Google started it. Don’t they start everything. You can thank Lazlo for all of this when he came out and said Google no longer requires a college degree to get hired into many of their technical roles. Now, we are beginning to see specialized training schools popping up to begin to ‘train’ the next gen workforce in what will be soon considered the new skilled trades of the future. From CNBC:
Students at the New York City-based school pay $15,000 for four months of coding instruction. They leave with the ability to develop software, and according to Flatiron School, 99 percent of students get a job with an average starting salary of $70,000 a year.
Flatiron founders Adam Enbar and Avi Flombaum said they believe coding will be a form of literacy in the future.
“Just like you need to learn how to read and write, even if you’re not going to be a journalist, you need to learn how to code and wield technology if you’re going to be successful in the world,” said Enbar…

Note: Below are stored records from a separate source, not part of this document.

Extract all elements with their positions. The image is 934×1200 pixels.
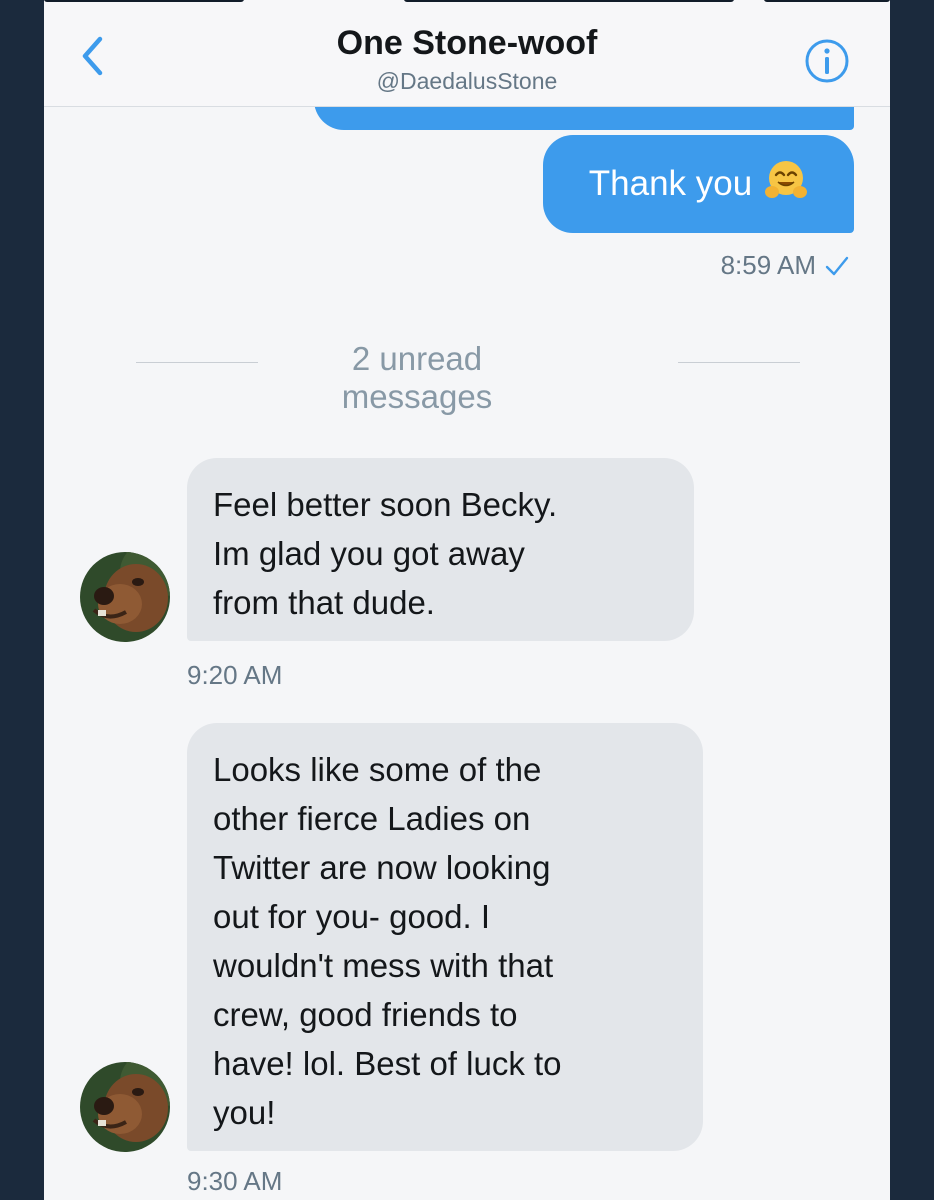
incoming-message-bubble[interactable]: Looks like some of the other fierce Ladi… — [187, 723, 703, 1151]
message-line: from that dude. — [213, 584, 435, 621]
status-bar-fragment — [44, 0, 244, 2]
conversation-title[interactable]: One Stone-woof — [44, 24, 890, 63]
message-line: Twitter are now looking — [213, 849, 551, 886]
outgoing-message-meta: 8:59 AM — [721, 250, 850, 281]
divider-line-right — [678, 362, 800, 363]
outgoing-message-bubble[interactable]: Thank you — [543, 135, 854, 233]
message-line: you! — [213, 1094, 276, 1131]
message-line: have! lol. Best of luck to — [213, 1045, 562, 1082]
status-bar-fragment — [764, 0, 890, 2]
message-line: other fierce Ladies on — [213, 800, 531, 837]
message-timestamp: 9:20 AM — [187, 660, 283, 690]
message-timestamp: 9:30 AM — [187, 1166, 283, 1196]
conversation-header: One Stone-woof @DaedalusStone — [44, 0, 890, 107]
divider-line-left — [136, 362, 258, 363]
dm-conversation-screen: One Stone-woof @DaedalusStone Thank you … — [44, 0, 890, 1200]
info-button[interactable] — [804, 38, 850, 84]
message-line: Im glad you got away — [213, 535, 525, 572]
message-line: wouldn't mess with that — [213, 947, 554, 984]
hugging-face-icon — [764, 158, 808, 211]
message-line: Looks like some of the — [213, 751, 542, 788]
status-bar-fragment — [404, 0, 734, 2]
message-line: out for you- good. I — [213, 898, 491, 935]
message-line: Feel better soon Becky. — [213, 486, 558, 523]
message-timestamp: 8:59 AM — [720, 250, 816, 280]
info-icon — [805, 39, 849, 83]
message-text: Thank you — [588, 164, 753, 203]
checkmark-icon — [825, 256, 849, 275]
conversation-handle[interactable]: @DaedalusStone — [44, 68, 890, 95]
unread-messages-divider: 2 unread messages — [341, 340, 493, 415]
sender-avatar[interactable] — [80, 1062, 170, 1152]
incoming-message-bubble[interactable]: Feel better soon Becky. Im glad you got … — [187, 458, 694, 641]
sender-avatar[interactable] — [80, 552, 170, 642]
message-line: crew, good friends to — [213, 996, 518, 1033]
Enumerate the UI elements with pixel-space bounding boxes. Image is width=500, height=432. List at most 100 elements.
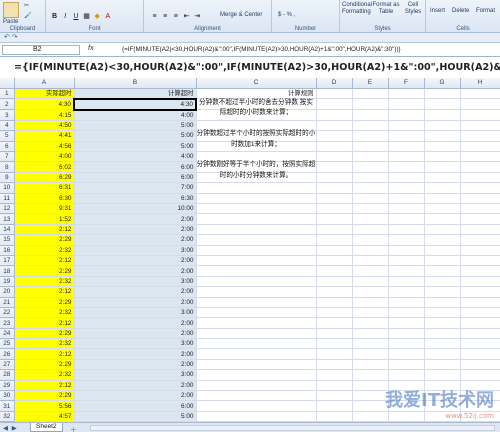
indent-icon[interactable]: ⇤ — [182, 12, 191, 21]
cell[interactable] — [460, 338, 500, 350]
cell[interactable] — [196, 297, 317, 308]
fx-icon[interactable]: fx — [88, 45, 93, 52]
formula-input[interactable]: {=IF(MINUTE(A2)<30,HOUR(A2)&":00",IF(MIN… — [122, 45, 496, 55]
cell-a[interactable]: 6:29 — [14, 172, 75, 184]
cell[interactable] — [316, 172, 353, 184]
cell[interactable] — [316, 307, 353, 319]
cell[interactable] — [424, 255, 461, 267]
cell-a[interactable]: 2:12 — [14, 224, 75, 236]
cell[interactable] — [460, 193, 500, 205]
column-header[interactable]: F — [388, 78, 425, 89]
cut-icon[interactable]: ✂ — [24, 3, 29, 10]
row-header[interactable]: 23 — [0, 317, 15, 329]
cell[interactable] — [352, 151, 389, 163]
underline-button[interactable]: U — [71, 12, 80, 21]
cell[interactable] — [196, 224, 317, 236]
cell[interactable] — [196, 380, 317, 392]
cell[interactable] — [424, 359, 461, 371]
cell[interactable] — [316, 130, 353, 142]
row-header[interactable]: 2 — [0, 98, 15, 111]
cell[interactable] — [460, 286, 500, 298]
cell[interactable] — [388, 224, 425, 236]
cell-b[interactable]: 2:00 — [74, 286, 197, 298]
delete-button[interactable]: Delete — [452, 8, 469, 15]
align-right-icon[interactable]: ≡ — [171, 12, 180, 21]
row-header[interactable]: 14 — [0, 224, 15, 236]
cell[interactable] — [316, 120, 353, 132]
fill-color-icon[interactable]: ◆ — [93, 12, 102, 21]
cell[interactable] — [460, 213, 500, 225]
cell[interactable] — [424, 141, 461, 153]
paste-button[interactable]: Paste — [3, 19, 18, 26]
cell[interactable] — [388, 213, 425, 225]
cell-b[interactable]: 3:00 — [74, 276, 197, 288]
italic-button[interactable]: I — [61, 12, 70, 21]
cell[interactable] — [196, 411, 317, 422]
cell[interactable] — [460, 182, 500, 194]
cell-b[interactable]: 5:00 — [74, 141, 197, 153]
row-header[interactable]: 12 — [0, 203, 15, 215]
conditional-formatting-button[interactable]: Conditional Formatting — [342, 2, 372, 16]
format-painter-icon[interactable]: 🖌 — [24, 13, 32, 20]
row-header[interactable]: 10 — [0, 182, 15, 194]
cell[interactable] — [388, 161, 425, 173]
cell[interactable] — [460, 297, 500, 308]
cell[interactable] — [352, 286, 389, 298]
cell[interactable] — [196, 234, 317, 246]
cell[interactable] — [316, 369, 353, 381]
cell[interactable] — [352, 255, 389, 267]
cell-a[interactable]: 2:12 — [14, 317, 75, 329]
cell[interactable] — [460, 245, 500, 256]
cell[interactable] — [424, 245, 461, 256]
cell[interactable] — [424, 286, 461, 298]
cell[interactable] — [460, 255, 500, 267]
cell[interactable] — [460, 161, 500, 173]
cell[interactable] — [460, 328, 500, 340]
cell-a[interactable]: 2:29 — [14, 234, 75, 246]
cell[interactable] — [352, 400, 389, 412]
cell[interactable] — [460, 120, 500, 132]
cell[interactable] — [316, 400, 353, 412]
cell[interactable] — [388, 348, 425, 360]
cell[interactable] — [316, 265, 353, 277]
cell[interactable] — [196, 213, 317, 225]
cell[interactable] — [388, 120, 425, 132]
cell[interactable] — [424, 203, 461, 215]
cell[interactable] — [352, 265, 389, 277]
cell-a[interactable]: 2:12 — [14, 348, 75, 360]
cell[interactable] — [352, 182, 389, 194]
cell-b[interactable]: 2:00 — [74, 213, 197, 225]
cell[interactable] — [316, 193, 353, 205]
cell-b[interactable]: 7:00 — [74, 182, 197, 194]
cell[interactable] — [316, 286, 353, 298]
row-header[interactable]: 30 — [0, 390, 15, 402]
cell[interactable] — [196, 203, 317, 215]
select-all-corner[interactable] — [0, 78, 15, 89]
cell-a[interactable]: 4:15 — [14, 109, 75, 121]
cell[interactable] — [352, 193, 389, 205]
cell[interactable] — [352, 338, 389, 350]
cell-b[interactable]: 3:00 — [74, 245, 197, 256]
cell-a[interactable]: 4:00 — [14, 151, 75, 163]
cell-a[interactable]: 4:41 — [14, 130, 75, 142]
cell[interactable] — [316, 224, 353, 236]
new-sheet-icon[interactable]: ＋ — [70, 424, 77, 432]
row-header[interactable]: 18 — [0, 265, 15, 277]
row-header[interactable]: 19 — [0, 276, 15, 288]
cell[interactable] — [352, 234, 389, 246]
cell-a1[interactable]: 实际超时 — [14, 88, 75, 100]
cell[interactable] — [316, 109, 353, 121]
cell[interactable] — [388, 203, 425, 215]
cell-a[interactable]: 2:12 — [14, 380, 75, 392]
bold-button[interactable]: B — [50, 12, 59, 21]
cell-a[interactable]: 4:56 — [14, 141, 75, 153]
cell[interactable] — [460, 265, 500, 277]
cell[interactable] — [388, 328, 425, 340]
cell-b[interactable]: 2:00 — [74, 390, 197, 402]
cell-b[interactable]: 2:00 — [74, 328, 197, 340]
cell[interactable] — [460, 203, 500, 215]
cell[interactable] — [316, 359, 353, 371]
cell-a[interactable]: 2:32 — [14, 307, 75, 319]
cell[interactable] — [424, 193, 461, 205]
cell[interactable] — [352, 380, 389, 392]
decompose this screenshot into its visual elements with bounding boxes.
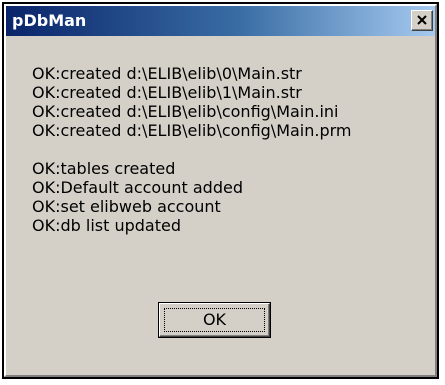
message-line: OK:db list updated	[32, 216, 181, 235]
message-line: OK:created d:\ELIB\elib\config\Main.ini	[32, 102, 339, 121]
message-line: OK:tables created	[32, 159, 176, 178]
close-icon	[417, 15, 427, 25]
title-bar[interactable]: pDbMan	[6, 6, 435, 36]
message-list: OK:created d:\ELIB\elib\0\Main.str OK:cr…	[32, 64, 427, 235]
close-button[interactable]	[411, 10, 433, 31]
message-line: OK:created d:\ELIB\elib\0\Main.str	[32, 64, 302, 83]
message-line: OK:created d:\ELIB\elib\1\Main.str	[32, 83, 302, 102]
message-dialog: pDbMan OK:created d:\ELIB\elib\0\Main.st…	[2, 2, 439, 379]
message-line: OK:created d:\ELIB\elib\config\Main.prm	[32, 121, 352, 140]
message-line: OK:set elibweb account	[32, 197, 221, 216]
ok-button[interactable]: OK	[158, 302, 271, 338]
message-line: OK:Default account added	[32, 178, 243, 197]
ok-button-label: OK	[202, 310, 227, 329]
window-title: pDbMan	[12, 11, 87, 30]
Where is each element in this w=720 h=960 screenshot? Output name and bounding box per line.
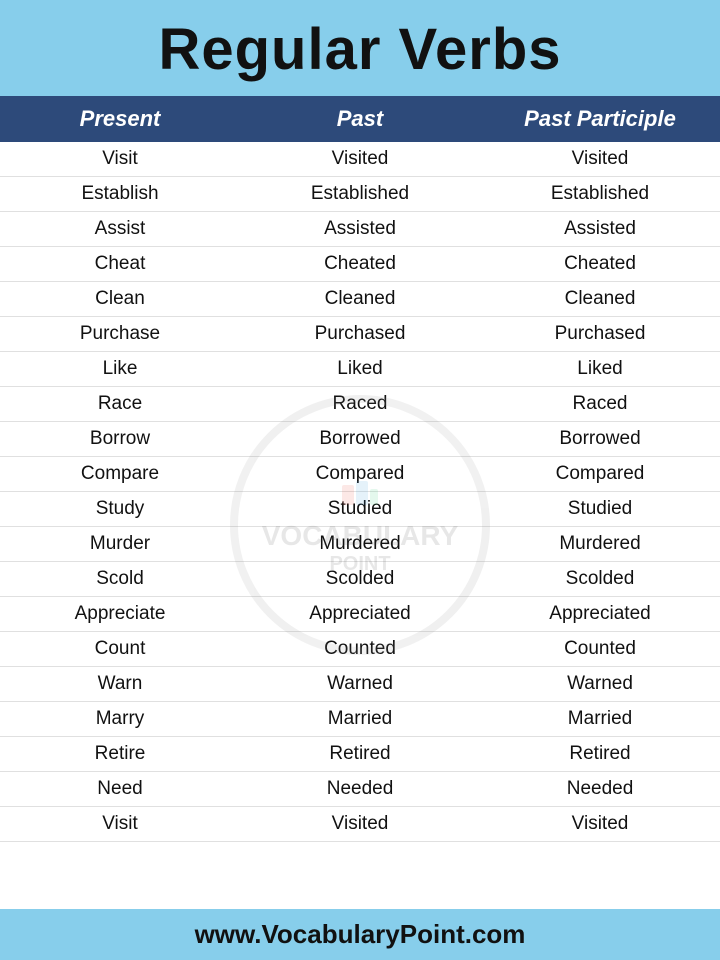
past-cell: Established xyxy=(240,177,480,211)
table-row: StudyStudiedStudied xyxy=(0,492,720,527)
past-cell: Scolded xyxy=(240,562,480,596)
participle-cell: Scolded xyxy=(480,562,720,596)
participle-cell: Visited xyxy=(480,807,720,841)
present-cell: Scold xyxy=(0,562,240,596)
past-cell: Studied xyxy=(240,492,480,526)
present-cell: Need xyxy=(0,772,240,806)
table-row: CountCountedCounted xyxy=(0,632,720,667)
participle-cell: Cheated xyxy=(480,247,720,281)
table-row: LikeLikedLiked xyxy=(0,352,720,387)
participle-cell: Retired xyxy=(480,737,720,771)
participle-cell: Compared xyxy=(480,457,720,491)
past-cell: Married xyxy=(240,702,480,736)
participle-cell: Warned xyxy=(480,667,720,701)
participle-cell: Needed xyxy=(480,772,720,806)
present-cell: Clean xyxy=(0,282,240,316)
participle-cell: Murdered xyxy=(480,527,720,561)
participle-cell: Purchased xyxy=(480,317,720,351)
participle-cell: Appreciated xyxy=(480,597,720,631)
past-cell: Retired xyxy=(240,737,480,771)
col-present: Present xyxy=(0,106,240,132)
present-cell: Count xyxy=(0,632,240,666)
present-cell: Study xyxy=(0,492,240,526)
present-cell: Race xyxy=(0,387,240,421)
table-row: VisitVisitedVisited xyxy=(0,807,720,842)
table-row: RetireRetiredRetired xyxy=(0,737,720,772)
table-row: PurchasePurchasedPurchased xyxy=(0,317,720,352)
column-headers: Present Past Past Participle xyxy=(0,96,720,142)
past-cell: Appreciated xyxy=(240,597,480,631)
table-row: MurderMurderedMurdered xyxy=(0,527,720,562)
present-cell: Murder xyxy=(0,527,240,561)
past-cell: Borrowed xyxy=(240,422,480,456)
present-cell: Compare xyxy=(0,457,240,491)
participle-cell: Assisted xyxy=(480,212,720,246)
past-cell: Needed xyxy=(240,772,480,806)
participle-cell: Married xyxy=(480,702,720,736)
past-cell: Assisted xyxy=(240,212,480,246)
participle-cell: Cleaned xyxy=(480,282,720,316)
present-cell: Marry xyxy=(0,702,240,736)
present-cell: Establish xyxy=(0,177,240,211)
footer: www.VocabularyPoint.com xyxy=(0,909,720,960)
table-row: VisitVisitedVisited xyxy=(0,142,720,177)
present-cell: Visit xyxy=(0,807,240,841)
past-cell: Raced xyxy=(240,387,480,421)
past-cell: Purchased xyxy=(240,317,480,351)
page-title: Regular Verbs xyxy=(10,18,710,82)
past-cell: Cleaned xyxy=(240,282,480,316)
table-row: BorrowBorrowedBorrowed xyxy=(0,422,720,457)
table-row: EstablishEstablishedEstablished xyxy=(0,177,720,212)
col-past-participle: Past Participle xyxy=(480,106,720,132)
participle-cell: Counted xyxy=(480,632,720,666)
past-cell: Liked xyxy=(240,352,480,386)
past-cell: Cheated xyxy=(240,247,480,281)
participle-cell: Established xyxy=(480,177,720,211)
present-cell: Cheat xyxy=(0,247,240,281)
participle-cell: Visited xyxy=(480,142,720,176)
present-cell: Appreciate xyxy=(0,597,240,631)
present-cell: Borrow xyxy=(0,422,240,456)
participle-cell: Raced xyxy=(480,387,720,421)
table-row: MarryMarriedMarried xyxy=(0,702,720,737)
participle-cell: Borrowed xyxy=(480,422,720,456)
table-row: NeedNeededNeeded xyxy=(0,772,720,807)
past-cell: Compared xyxy=(240,457,480,491)
table-row: CleanCleanedCleaned xyxy=(0,282,720,317)
present-cell: Visit xyxy=(0,142,240,176)
table-row: CheatCheatedCheated xyxy=(0,247,720,282)
past-cell: Warned xyxy=(240,667,480,701)
footer-text: www.VocabularyPoint.com xyxy=(195,919,526,949)
header-section: Regular Verbs xyxy=(0,0,720,96)
present-cell: Like xyxy=(0,352,240,386)
participle-cell: Liked xyxy=(480,352,720,386)
present-cell: Assist xyxy=(0,212,240,246)
past-cell: Visited xyxy=(240,142,480,176)
table-body: VOCABULARY POINT VisitVisitedVisitedEsta… xyxy=(0,142,720,909)
present-cell: Retire xyxy=(0,737,240,771)
table-row: ScoldScoldedScolded xyxy=(0,562,720,597)
col-past: Past xyxy=(240,106,480,132)
present-cell: Purchase xyxy=(0,317,240,351)
table-row: AppreciateAppreciatedAppreciated xyxy=(0,597,720,632)
table-row: AssistAssistedAssisted xyxy=(0,212,720,247)
participle-cell: Studied xyxy=(480,492,720,526)
table-row: WarnWarnedWarned xyxy=(0,667,720,702)
past-cell: Visited xyxy=(240,807,480,841)
present-cell: Warn xyxy=(0,667,240,701)
past-cell: Murdered xyxy=(240,527,480,561)
table-row: RaceRacedRaced xyxy=(0,387,720,422)
past-cell: Counted xyxy=(240,632,480,666)
table-row: CompareComparedCompared xyxy=(0,457,720,492)
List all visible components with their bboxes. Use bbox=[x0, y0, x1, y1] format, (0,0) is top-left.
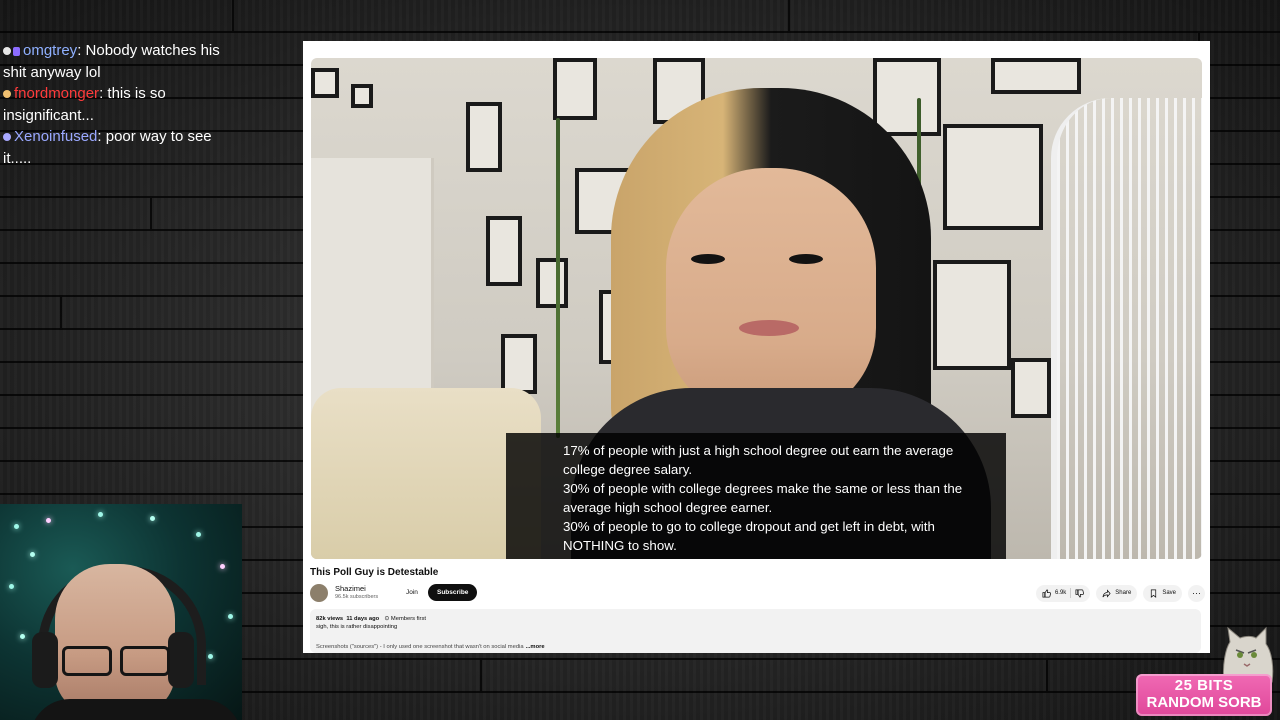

Some of Flatiron’s students share Enbar’s frustration with higher education. Jen Eisenberg was studying computer science as an undergraduate at Michigan State University, but stopped after her first semester when her father asked if she could build him a website.
“I realized I couldn’t build anything tangible … it’s more theory and algorithms,” Eisenberg said.
After completing Flatiron’s program, Eisenberg is a software engineer at Paperless Post, an online stationery shop. She helps write the instruction, or code, that makes the website function.
For years I’ve been telling high school students are getting ready to graduate that public education has given them two paths in their life:
1. College
2. Prison
That’s it! Years ago we did away with skilled trades curriculum in public schools. The programs where kids learned how to weld, fix cars, pull wire, sweat pipe, build things, etc. Now, you go to high school to do well on a test and hopefully that test will get you into college. If it doesn’t? Good luck, you’re basically on your own, which for most eighteen year olds usually ends up in prison.
So, I’m actually excited about these ‘new’ skilled trades! Learning how to code, test, program, design and build web apps, etc. Our reality is we have kids who don’t want to go to college. Traditional school environments are not their cup of tea! They can’t wait to get out of high school, and the last thing they want is to go back to a similar setting in college.
America is in desperate need of vocational programs that start when kids are around seventeen. Companies are begging for help in the traditional skilled trades, as well. On both ends of technology, those who turn a wrench and those who click a mouse, need more trained individuals in the workforce, and at both of those ends, a full four year college program isn’t the answer.
Does this mean no one needs to go to college any longer? No. We still need all kinds of college grads. But, we can’t forget about all the others, and we have, for more than a decade. Skilled trades, traditional and new, are the lifeblood of innovation. You can design the greatest thing ever, but eventually, someone has to build it. Someone has to get their hands dirty. Someone has to put in the hours to make it a reality.
Sounds like a job for someone with a skilled trade.
I think the experience and hands on gives employers more to work with than simply a degree by itself. Those who take initiative to teach themselves says a lot to me, sometime more than those who just get through college.
Big fan of certificate programs, I’m currently taking one online for R programming to better learn statistical analysis. There are a lot of “free” or rather less expensive options for learning a vast array of topics online through Massive Online Courses (MOOCs). One woman is even earning her MBA through free online classes.
Not sure of other companies, but my company relies more on hands-on experience than a degree. Degrees are good but experience will trump it most every time. Sometimes, the best, brightest, and most motivated are the ones that tinker and experiment.